Q. You ultimately left Epimmune to join LJI. What propelled you?
Epimmune had evolved—just like Cytel before—and the focus was increasingly on clinical trials and the manufacture of vaccines, which wasn’t what I was interested in. I really enjoy being involved in the earliest stages of translational science—the transition between pure basic research and more fully applied research. And that’s what I’ve been doing at La Jolla Institute ever since.
Q. You switched from academia to industry and back. Is there an overarching question guiding your research?
The basic question is always the same: What does the immune system do? What kind of immune response is associated with good outcomes versus bad outcomes? It means understanding why some people infected with dengue get hemorrhagic fever while others only get a mild fever. Why some people breathe pollen and they are totally fine while somebody else gets asthma. What determines that? Once we understand that we can design treatments and vaccines that reproduce a good outcome or nudge the outcome in the right direction.
Q. Where did the idea for an immune database originate?
The concept of a database to keep epitope data organized was born during our Epimmune years. Back then, we and others filed patents with thousands of different epitope sequences, and after a while it became very difficult to keep everything organized because of the sheer volume. What data were available for a certain epitope? Was it a prediction? Was it tested? Was it shown to bind? Antigenic in humans? So, we started to develop early concepts to corral the flood of data. When I left Epimmune, the NIH coincidentally advertised for a contract to develop an Immune Epitope Database and I thought we had a good shot at it because of my previous experience.
Q. You are an avid fencer. That’s somewhat unusual, isn’t it?
Italy has a long tradition of world class fencing athletes and coaches, so it wasn’t that uncommon in Italy when I was a young boy. I fenced for a few years but as I grew up other interests took over and I forgot about it until much later here in the U.S.
Q. What makes fencing so enjoyable for you?
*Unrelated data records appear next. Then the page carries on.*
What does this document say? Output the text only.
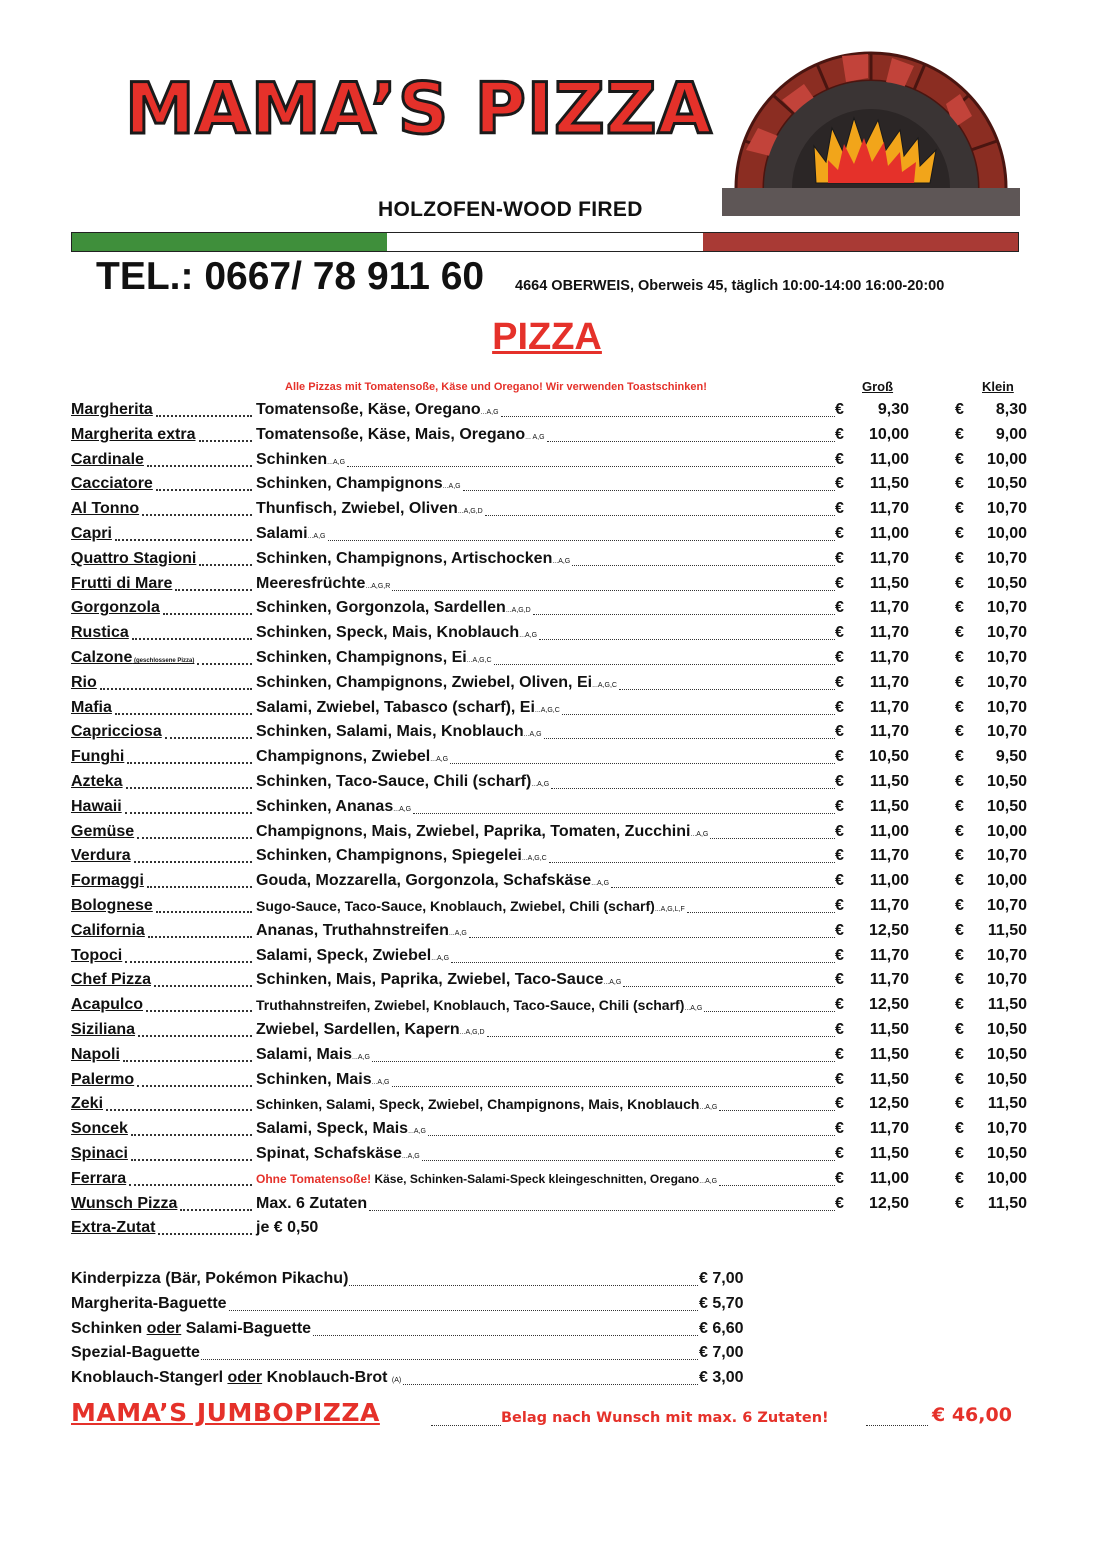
MAMA’S PIZZA
HOLZOFEN-WOOD FIRED
TEL.: 0667/ 78 911 60 4664 OBERWEIS, Oberweis 45, täglich 10:00-14:00 16:00-20:00
PIZZA
Alle Pizzas mit Tomatensoße, Käse und Oregano! Wir verwenden Toastschinken!	Groß	Klein
Margherita	Tomatensoße, Käse, Oregano...A,G	€	9,30	€	8,30
Margherita extra	Tomatensoße, Käse, Mais, Oregano... A,G	€	10,00	€	9,00
Cardinale	Schinken...A,G	€	11,00	€	10,00
Cacciatore	Schinken, Champignons...A,G	€	11,50	€	10,50
Al Tonno	Thunfisch, Zwiebel, Oliven...A,G,D	€	11,70	€	10,70
Capri	Salami...A,G	€	11,00	€	10,00
Quattro Stagioni	Schinken, Champignons, Artischocken...A,G	€	11,70	€	10,70
Frutti di Mare	Meeresfrüchte...A,G,R	€	11,50	€	10,50
Gorgonzola	Schinken, Gorgonzola, Sardellen...A,G,D	€	11,70	€	10,70
Rustica	Schinken, Speck, Mais, Knoblauch...A,G	€	11,70	€	10,70
Calzone (geschlossene Pizza)	Schinken, Champignons, Ei...A,G,C	€	11,70	€	10,70
Rio	Schinken, Champignons, Zwiebel, Oliven, Ei...A,G,C	€	11,70	€	10,70
Mafia	Salami, Zwiebel, Tabasco (scharf), Ei...A,G,C	€	11,70	€	10,70
Capricciosa	Schinken, Salami, Mais, Knoblauch...A,G	€	11,70	€	10,70
Funghi	Champignons, Zwiebel...A,G	€	10,50	€	9,50
Azteka	Schinken, Taco-Sauce, Chili (scharf)...A,G	€	11,50	€	10,50
Hawaii	Schinken, Ananas...A,G	€	11,50	€	10,50
Gemüse	Champignons, Mais, Zwiebel, Paprika, Tomaten, Zucchini...A,G	€	11,00	€	10,00
Verdura	Schinken, Champignons, Spiegelei...A,G,C	€	11,70	€	10,70
Formaggi	Gouda, Mozzarella, Gorgonzola, Schafskäse...A,G	€	11,00	€	10,00
Bolognese	Sugo-Sauce, Taco-Sauce, Knoblauch, Zwiebel, Chili (scharf)...A,G,L,F	€	11,70	€	10,70
California	Ananas, Truthahnstreifen...A,G	€	12,50	€	11,50
Topoci	Salami, Speck, Zwiebel...A,G	€	11,70	€	10,70
Chef Pizza	Schinken, Mais, Paprika, Zwiebel, Taco-Sauce...A,G	€	11,70	€	10,70
Acapulco	Truthahnstreifen, Zwiebel, Knoblauch, Taco-Sauce, Chili (scharf)...A,G	€	12,50	€	11,50
Siziliana	Zwiebel, Sardellen, Kapern...A,G,D	€	11,50	€	10,50
Napoli	Salami, Mais...A,G	€	11,50	€	10,50
Palermo	Schinken, Mais...A,G	€	11,50	€	10,50
Zeki	Schinken, Salami, Speck, Zwiebel, Champignons, Mais, Knoblauch...A,G	€	12,50	€	11,50
Soncek	Salami, Speck, Mais...A,G	€	11,70	€	10,70
Spinaci	Spinat, Schafskäse...A,G	€	11,50	€	10,50
Ferrara	Ohne Tomatensoße! Käse, Schinken-Salami-Speck kleingeschnitten, Oregano...A,G	€	11,00	€	10,00
Wunsch Pizza	Max. 6 Zutaten	€	12,50	€	11,50
Extra-Zutat	je € 0,50
Kinderpizza (Bär, Pokémon Pikachu)	€ 7,00
Margherita-Baguette	€ 5,70
Schinken oder Salami-Baguette	€ 6,60
Spezial-Baguette	€ 7,00
Knoblauch-Stangerl oder Knoblauch-Brot (A)	€ 3,00
MAMA’S JUMBOPIZZA	Belag nach Wunsch mit max. 6 Zutaten!	€ 46,00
It is a good aerobic exercise, but your physical condition only matters up to a point. In a sense, it is like a chess game. Just like a good chess player who can visualize what is going to happen three moves down the line, a good fencer has to think ahead and to force his or her opponent to do something that creates an opening down the line. What’s particularly interesting for me is that as scientists we tend to analyze or over analyze everything, but during a fencing bout you only have a split second to make a decision and then you hope for the best.
Q. How do you spend your time when you are not in the lab or the fencing gym?
I love to cook for friends and family, the more the merrier. Back in the early 2000s, I also cooked for a local restaurant a few nights a week before it became impossible to spend two to three nights a week cooking and have a day job. I also like to travel and often go to Italy, where I still have a farm. The farm is in Pulia and has been in the family forever. It is run by Antonio, and Antonio’s grandfather ran the farm for my grandfather. We keep it because we have a deep emotional connection.